Studies have shown that macrophage–derived C–type lectin can recognize TDM(trehalose 6,6'–dimycolate) and activate NF–kippa B signaling [20, 25, 27]. TDM is a surface antigen of bacteria such as mycobacterium, which can be recognized by C–type lectin and induce the immune response of macrophages [28, 29]. TDM also can induce pneumonia and activate the immune function of Th cells [30, 31]. So it also meets logic to try the TDM–aqueous solution as antigen adjuvant to activate the adaptable immunology of organ to against COVID–19 [26, 31, 32]. This prediction has been testified to some extent by other studies such as: CELC4d (PD id = 3whd) can activate NF–kippa B dependenting CARD9/Bcl10/Malt1 for TDM–induced Mincle expression and activating NF–kippa B signaling can alleviate SARS pathological characterization [20, 24, 26], whose expression rate positively correlates with NF–kippa B and interacting with spike protein to inhabit Spike–ACE2 complex formation which we has illustrated above. We also notice that CD209 is highly expressed in day seven and one of its role is facilitating SARS–Cov spike protein–bearing pseudotype driven infection of permissive cells in vitro, but SARS patients with CD209 does not show significant chance of having poorer prognosis (60% is not a persuasive data ) [33], which claims for further elucidating the function of corresponding cells during virus infection.

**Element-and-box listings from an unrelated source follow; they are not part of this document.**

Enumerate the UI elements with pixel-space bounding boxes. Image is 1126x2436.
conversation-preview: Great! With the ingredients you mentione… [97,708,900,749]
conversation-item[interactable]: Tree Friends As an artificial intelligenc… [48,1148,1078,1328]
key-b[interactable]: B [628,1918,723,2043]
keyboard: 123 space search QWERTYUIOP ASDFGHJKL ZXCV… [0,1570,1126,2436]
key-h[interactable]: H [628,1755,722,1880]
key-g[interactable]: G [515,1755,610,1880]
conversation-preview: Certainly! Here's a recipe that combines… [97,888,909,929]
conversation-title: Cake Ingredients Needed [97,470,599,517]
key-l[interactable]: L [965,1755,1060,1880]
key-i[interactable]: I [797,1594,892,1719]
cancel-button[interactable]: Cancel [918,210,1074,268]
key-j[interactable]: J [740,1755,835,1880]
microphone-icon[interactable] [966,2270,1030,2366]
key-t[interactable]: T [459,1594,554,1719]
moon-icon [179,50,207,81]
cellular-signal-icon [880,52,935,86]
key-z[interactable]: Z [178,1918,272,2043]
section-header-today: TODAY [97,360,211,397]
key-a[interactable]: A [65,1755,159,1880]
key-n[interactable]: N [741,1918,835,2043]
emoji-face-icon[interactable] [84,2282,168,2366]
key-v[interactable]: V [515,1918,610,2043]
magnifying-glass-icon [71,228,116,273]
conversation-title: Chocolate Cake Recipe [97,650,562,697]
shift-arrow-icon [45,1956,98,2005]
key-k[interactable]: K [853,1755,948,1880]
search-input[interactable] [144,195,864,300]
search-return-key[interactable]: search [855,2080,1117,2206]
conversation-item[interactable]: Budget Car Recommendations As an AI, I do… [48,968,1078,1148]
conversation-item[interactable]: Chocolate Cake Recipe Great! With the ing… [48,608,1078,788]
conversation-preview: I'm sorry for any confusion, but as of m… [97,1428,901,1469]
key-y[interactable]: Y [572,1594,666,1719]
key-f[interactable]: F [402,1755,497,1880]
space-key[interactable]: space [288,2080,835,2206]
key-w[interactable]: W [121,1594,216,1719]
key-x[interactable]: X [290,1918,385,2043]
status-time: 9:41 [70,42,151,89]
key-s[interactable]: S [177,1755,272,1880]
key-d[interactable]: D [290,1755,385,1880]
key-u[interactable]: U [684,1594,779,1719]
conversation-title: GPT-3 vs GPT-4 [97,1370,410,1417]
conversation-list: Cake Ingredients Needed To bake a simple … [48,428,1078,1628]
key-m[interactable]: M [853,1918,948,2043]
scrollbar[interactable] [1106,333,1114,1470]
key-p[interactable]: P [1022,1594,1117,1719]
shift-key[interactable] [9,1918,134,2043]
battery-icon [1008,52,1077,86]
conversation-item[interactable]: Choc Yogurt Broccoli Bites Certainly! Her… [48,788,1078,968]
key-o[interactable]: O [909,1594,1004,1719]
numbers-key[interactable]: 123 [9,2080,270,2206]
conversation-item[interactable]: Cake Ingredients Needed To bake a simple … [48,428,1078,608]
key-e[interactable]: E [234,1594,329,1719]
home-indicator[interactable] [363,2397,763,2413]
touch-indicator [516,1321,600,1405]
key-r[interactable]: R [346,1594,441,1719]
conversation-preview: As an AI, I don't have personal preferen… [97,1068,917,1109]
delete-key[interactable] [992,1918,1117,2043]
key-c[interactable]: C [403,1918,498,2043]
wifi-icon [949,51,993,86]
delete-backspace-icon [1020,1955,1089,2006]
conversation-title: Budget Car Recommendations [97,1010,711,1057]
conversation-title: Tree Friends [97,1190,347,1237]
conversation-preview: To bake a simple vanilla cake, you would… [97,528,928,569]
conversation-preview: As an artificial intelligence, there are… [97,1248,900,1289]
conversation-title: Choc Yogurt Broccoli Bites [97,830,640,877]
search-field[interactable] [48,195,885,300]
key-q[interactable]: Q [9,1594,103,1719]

Meanwhile, to alleviate symptoms of SARI, we suppose some drugs that are effective in treating TDM–induced pneumonia considering the antigen structure similarity:radix sophorae [34]; lactoferrin [35]. Also, drugs that increase the number of immune cells and activate cytokines such as TNF and IL6, shall be taken into consideration: Astragalus membranaceus [36–39].